Reason 5: Account-Level Issues Spilling Onto Your Gigs
Sometimes the problem isn’t the gig itself it’s your account. If Fiverr has placed a warning on your account, or if there’s a payment/verification issue, all your gigs can get paused as a side effect.
Check your notifications and email Fiverr almost always sends a message when they take action on an account. If you received a warning for something (late deliveries, a dispute, a buyer complaint), resolving that underlying issue usually gets your gigs moving again.
Also double-check that your identity verification is complete. Fiverr has been pushing sellers to verify their identity more aggressively, and unverified accounts sometimes get their gigs restricted.

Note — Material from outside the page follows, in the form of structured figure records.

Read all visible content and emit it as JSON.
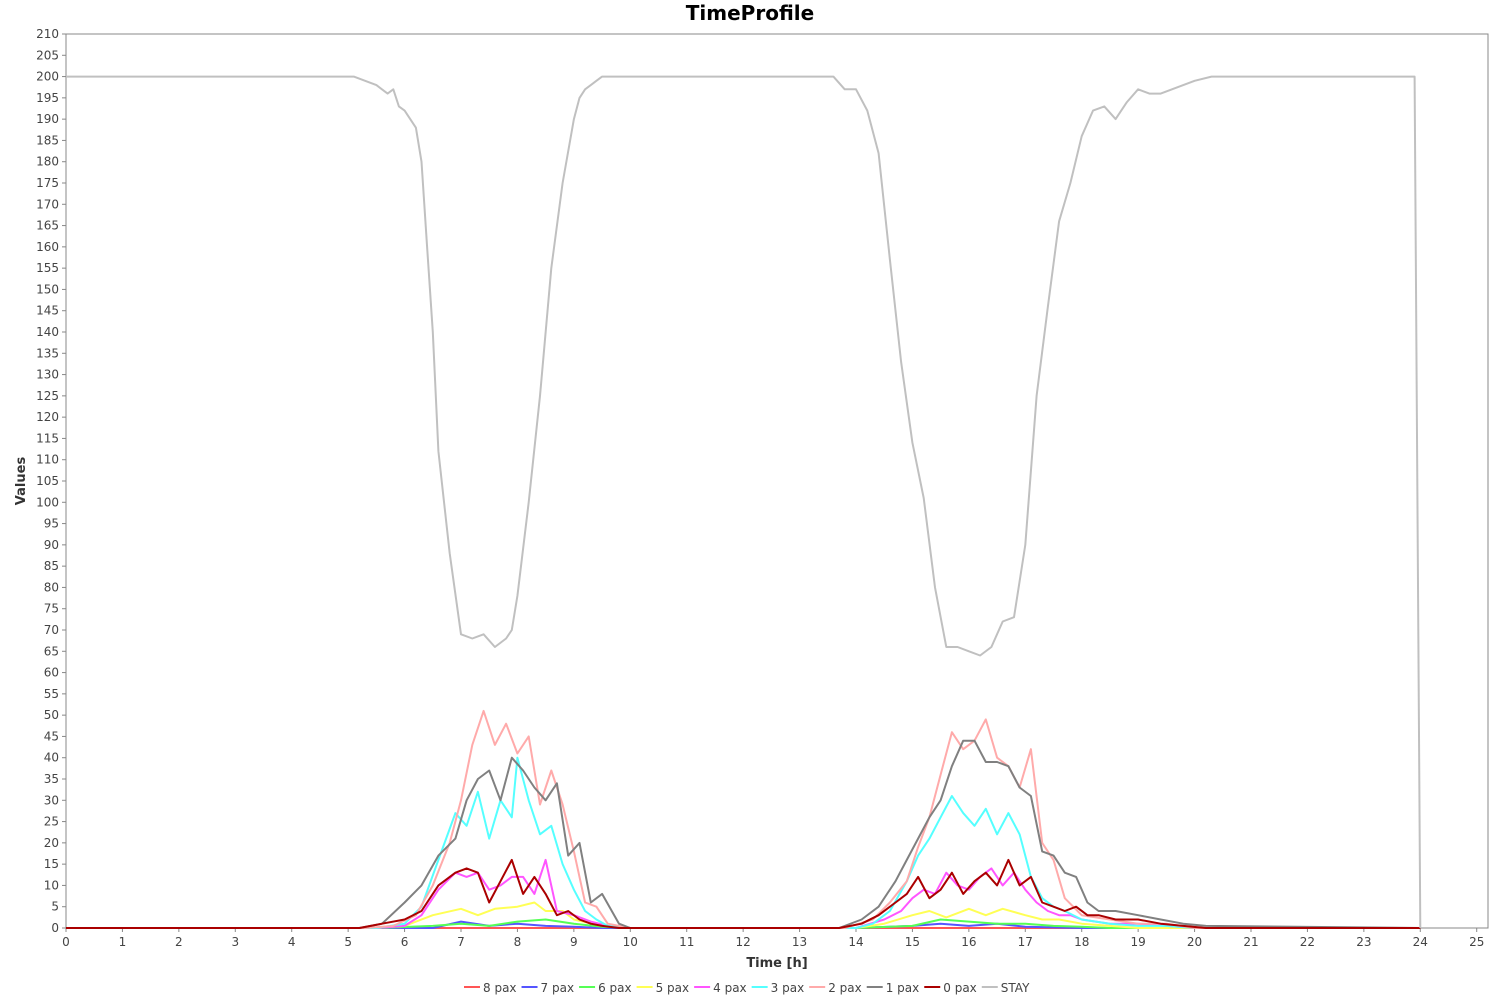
{
  "chart_data": {
    "type": "line",
    "title": "TimeProfile",
    "xlabel": "Time [h]",
    "ylabel": "Values",
    "xlim": [
      0,
      25.2
    ],
    "ylim": [
      0,
      210
    ],
    "x_ticks": [
      0,
      1,
      2,
      3,
      4,
      5,
      6,
      7,
      8,
      9,
      10,
      11,
      12,
      13,
      14,
      15,
      16,
      17,
      18,
      19,
      20,
      21,
      22,
      23,
      24,
      25
    ],
    "y_ticks": [
      0,
      5,
      10,
      15,
      20,
      25,
      30,
      35,
      40,
      45,
      50,
      55,
      60,
      65,
      70,
      75,
      80,
      85,
      90,
      95,
      100,
      105,
      110,
      115,
      120,
      125,
      130,
      135,
      140,
      145,
      150,
      155,
      160,
      165,
      170,
      175,
      180,
      185,
      190,
      195,
      200,
      205,
      210
    ],
    "grid": false,
    "legend_position": "bottom",
    "series": [
      {
        "name": "8 pax",
        "color": "#ff5555",
        "x": [
          0,
          5,
          6,
          7,
          8,
          9,
          10,
          13.5,
          14,
          15,
          16,
          17,
          18,
          19,
          20,
          24
        ],
        "y": [
          0,
          0,
          0,
          0,
          0,
          0,
          0,
          0,
          0,
          0,
          0,
          0,
          0,
          0,
          0,
          0
        ]
      },
      {
        "name": "7 pax",
        "color": "#5555ff",
        "x": [
          0,
          5.5,
          6.5,
          7,
          7.5,
          8,
          8.5,
          9,
          9.5,
          10,
          14,
          15,
          15.5,
          16,
          16.5,
          17,
          18,
          24
        ],
        "y": [
          0,
          0,
          0,
          1.5,
          0.5,
          1,
          0.5,
          0.3,
          0,
          0,
          0,
          0.5,
          1,
          0.5,
          1,
          0.3,
          0,
          0
        ]
      },
      {
        "name": "6 pax",
        "color": "#55ff55",
        "x": [
          0,
          5.5,
          6.5,
          7,
          7.5,
          8,
          8.5,
          9,
          9.5,
          10,
          14,
          15,
          15.5,
          16,
          16.5,
          17,
          17.5,
          18,
          18.5,
          19,
          24
        ],
        "y": [
          0,
          0,
          0.5,
          1,
          0.5,
          1.5,
          2,
          1,
          0.3,
          0,
          0,
          0.5,
          2,
          1.5,
          1,
          1,
          0.5,
          0.3,
          0,
          0,
          0
        ]
      },
      {
        "name": "5 pax",
        "color": "#ffff55",
        "x": [
          0,
          5.5,
          6,
          6.5,
          7,
          7.3,
          7.6,
          8,
          8.3,
          8.5,
          8.8,
          9,
          9.5,
          10,
          14,
          14.5,
          15,
          15.3,
          15.6,
          16,
          16.3,
          16.6,
          17,
          17.3,
          17.6,
          18,
          18.5,
          19,
          24
        ],
        "y": [
          0,
          0,
          0.5,
          3,
          4.5,
          3,
          4.5,
          5,
          6,
          4,
          4,
          2,
          0.5,
          0,
          0,
          1,
          3,
          4,
          2.5,
          4.5,
          3,
          4.5,
          3,
          2,
          2,
          1,
          0.5,
          0,
          0
        ]
      },
      {
        "name": "4 pax",
        "color": "#ff55ff",
        "x": [
          0,
          5.5,
          6,
          6.3,
          6.6,
          6.9,
          7.1,
          7.3,
          7.5,
          7.7,
          7.9,
          8.1,
          8.3,
          8.5,
          8.7,
          9,
          9.3,
          9.6,
          10,
          14,
          14.5,
          14.8,
          15,
          15.2,
          15.4,
          15.6,
          15.8,
          16,
          16.2,
          16.4,
          16.6,
          16.8,
          17,
          17.2,
          17.4,
          17.6,
          17.8,
          18,
          18.5,
          19,
          19.5,
          20,
          24
        ],
        "y": [
          0,
          0,
          0.5,
          3,
          9,
          13,
          12,
          13,
          9,
          10,
          12,
          12,
          8,
          16,
          4,
          3,
          1.5,
          0.5,
          0,
          0,
          2,
          4,
          7,
          9,
          8,
          13,
          10,
          9,
          12,
          14,
          10,
          13,
          9,
          6,
          4,
          3,
          3,
          2,
          1,
          1,
          0.5,
          0,
          0
        ]
      },
      {
        "name": "3 pax",
        "color": "#55ffff",
        "x": [
          0,
          5.5,
          6,
          6.3,
          6.6,
          6.9,
          7.1,
          7.3,
          7.5,
          7.7,
          7.9,
          8.0,
          8.2,
          8.4,
          8.6,
          8.8,
          9,
          9.2,
          9.4,
          9.6,
          10,
          14,
          14.3,
          14.6,
          14.9,
          15.1,
          15.3,
          15.5,
          15.7,
          15.9,
          16.1,
          16.3,
          16.5,
          16.7,
          16.9,
          17.1,
          17.3,
          17.5,
          17.7,
          18,
          18.5,
          19,
          19.5,
          20,
          24
        ],
        "y": [
          0,
          0,
          1,
          5,
          16,
          27,
          24,
          32,
          21,
          30,
          26,
          40,
          30,
          22,
          24,
          15,
          9,
          4,
          2,
          0.5,
          0,
          0,
          1,
          4,
          11,
          17,
          21,
          26,
          31,
          27,
          24,
          28,
          22,
          27,
          22,
          12,
          7,
          5,
          4,
          2,
          1,
          0.5,
          0.5,
          0,
          0
        ]
      },
      {
        "name": "2 pax",
        "color": "#ffaaaa",
        "x": [
          0,
          5.3,
          5.8,
          6.2,
          6.5,
          6.8,
          7.0,
          7.2,
          7.4,
          7.6,
          7.8,
          8.0,
          8.2,
          8.4,
          8.6,
          8.8,
          9.0,
          9.2,
          9.4,
          9.6,
          10,
          13.8,
          14.3,
          14.6,
          14.9,
          15.1,
          15.3,
          15.5,
          15.7,
          15.9,
          16.1,
          16.3,
          16.5,
          16.7,
          16.9,
          17.1,
          17.3,
          17.5,
          17.7,
          18,
          18.5,
          19,
          19.5,
          20,
          24
        ],
        "y": [
          0,
          0,
          0.5,
          3,
          10,
          20,
          30,
          43,
          51,
          43,
          48,
          41,
          45,
          29,
          37,
          29,
          18,
          6,
          5,
          1,
          0,
          0,
          2,
          6,
          11,
          19,
          26,
          36,
          46,
          42,
          44,
          49,
          40,
          38,
          33,
          42,
          20,
          16,
          7,
          3,
          2,
          1,
          1,
          0,
          0
        ]
      },
      {
        "name": "1 pax",
        "color": "#808080",
        "x": [
          0,
          5.2,
          5.6,
          6.0,
          6.3,
          6.6,
          6.9,
          7.1,
          7.3,
          7.5,
          7.7,
          7.9,
          8.1,
          8.3,
          8.5,
          8.7,
          8.9,
          9.1,
          9.3,
          9.5,
          9.8,
          10,
          13.7,
          14.1,
          14.4,
          14.7,
          14.9,
          15.1,
          15.3,
          15.5,
          15.7,
          15.9,
          16.1,
          16.3,
          16.5,
          16.7,
          16.9,
          17.1,
          17.3,
          17.5,
          17.7,
          17.9,
          18.1,
          18.3,
          18.6,
          19,
          19.4,
          19.8,
          20.2,
          24
        ],
        "y": [
          0,
          0,
          1,
          6,
          10,
          17,
          21,
          30,
          35,
          37,
          30,
          40,
          37,
          33,
          30,
          34,
          17,
          20,
          6,
          8,
          1,
          0,
          0,
          2,
          5,
          11,
          16,
          21,
          26,
          30,
          38,
          44,
          44,
          39,
          39,
          38,
          33,
          31,
          18,
          17,
          13,
          12,
          6,
          4,
          4,
          3,
          2,
          1,
          0.5,
          0
        ]
      },
      {
        "name": "0 pax",
        "color": "#aa0000",
        "x": [
          0,
          5.2,
          5.6,
          6.0,
          6.3,
          6.6,
          6.9,
          7.1,
          7.3,
          7.5,
          7.7,
          7.9,
          8.1,
          8.3,
          8.5,
          8.7,
          8.9,
          9.1,
          9.3,
          9.5,
          9.8,
          10,
          13.7,
          14.1,
          14.4,
          14.7,
          14.9,
          15.1,
          15.3,
          15.5,
          15.7,
          15.9,
          16.1,
          16.3,
          16.5,
          16.7,
          16.9,
          17.1,
          17.3,
          17.5,
          17.7,
          17.9,
          18.1,
          18.3,
          18.6,
          19,
          19.4,
          19.8,
          20.2,
          24
        ],
        "y": [
          0,
          0,
          1,
          2,
          4,
          10,
          13,
          14,
          13,
          6,
          11,
          16,
          8,
          12,
          8,
          3,
          4,
          2,
          1,
          0.5,
          0,
          0,
          0,
          1,
          3,
          6,
          8,
          12,
          7,
          9,
          13,
          8,
          11,
          13,
          10,
          16,
          10,
          12,
          6,
          5,
          4,
          5,
          3,
          3,
          2,
          2,
          1,
          0.5,
          0,
          0
        ]
      },
      {
        "name": "STAY",
        "color": "#c0c0c0",
        "x": [
          0,
          5.1,
          5.3,
          5.5,
          5.7,
          5.8,
          5.9,
          6.0,
          6.2,
          6.3,
          6.4,
          6.5,
          6.6,
          6.8,
          7.0,
          7.2,
          7.4,
          7.6,
          7.8,
          7.9,
          8.0,
          8.2,
          8.4,
          8.6,
          8.8,
          9.0,
          9.1,
          9.2,
          9.3,
          9.4,
          9.5,
          9.6,
          9.7,
          9.8,
          10,
          13.6,
          13.8,
          14.0,
          14.2,
          14.4,
          14.6,
          14.8,
          15.0,
          15.2,
          15.4,
          15.6,
          15.8,
          16.0,
          16.2,
          16.4,
          16.6,
          16.8,
          17.0,
          17.2,
          17.4,
          17.6,
          17.8,
          18.0,
          18.2,
          18.4,
          18.6,
          18.8,
          19.0,
          19.2,
          19.4,
          19.6,
          19.8,
          20.0,
          20.3,
          23.9,
          24.0
        ],
        "y": [
          200,
          200,
          199,
          198,
          196,
          197,
          193,
          192,
          188,
          180,
          160,
          140,
          112,
          88,
          69,
          68,
          69,
          66,
          68,
          70,
          78,
          100,
          125,
          155,
          175,
          190,
          195,
          197,
          198,
          199,
          200,
          200,
          200,
          200,
          200,
          200,
          197,
          197,
          192,
          182,
          157,
          133,
          114,
          101,
          80,
          66,
          66,
          65,
          64,
          66,
          72,
          73,
          90,
          125,
          146,
          166,
          175,
          186,
          192,
          193,
          190,
          194,
          197,
          196,
          196,
          197,
          198,
          199,
          200,
          200,
          0
        ]
      }
    ]
  }
}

Reason 6: You’re a New Seller and Your Gig Is in Pending Approval
If you just created your Fiverr account and published your first gig, it doesn’t go live immediately. New gigs from new sellers go through an approval process that can take anywhere from a few hours to a couple of days.
This is normal. It’s not a pause in the traditional sense it’s just the system working through its queue. Don’t keep editing the gig while it’s waiting because every edit restarts the review timer.
How to Actually Get Your Gig Reactivated
Here’s the step-by-step I’d follow if I were in this situation today:
- Check if you paused it yourself seriously, do this first
- Review your seller stats look at completion rate, response rate, and delivery rate
- Read through the gig for policy violations outside contact info, competitor mentions, copyright issues
- Wait 48–72 hours if you recently edited the gig it may just be in review
- Contact Fiverr support if it’s been more than 3 days with no explanation be specific and polite
One thing I’d caution against: sending multiple support tickets or editing the gig repeatedly while it’s paused. Both can slow things down, not speed them up.
Does a Paused Gig Hurt Your Ranking?
Short answer yes, somewhat. A gig that stays paused for a long time loses its position in Fiverr gig ranking because the algorithm favors active, recently-performing gigs. The longer it’s paused, the more ground you’ll need to recover.
Once it’s back live, jump-start it by sharing it to your social media, asking past buyers to check it out, and staying very responsive for the first week. Activity signals to Fiverr’s algorithm that the gig is worth showing again.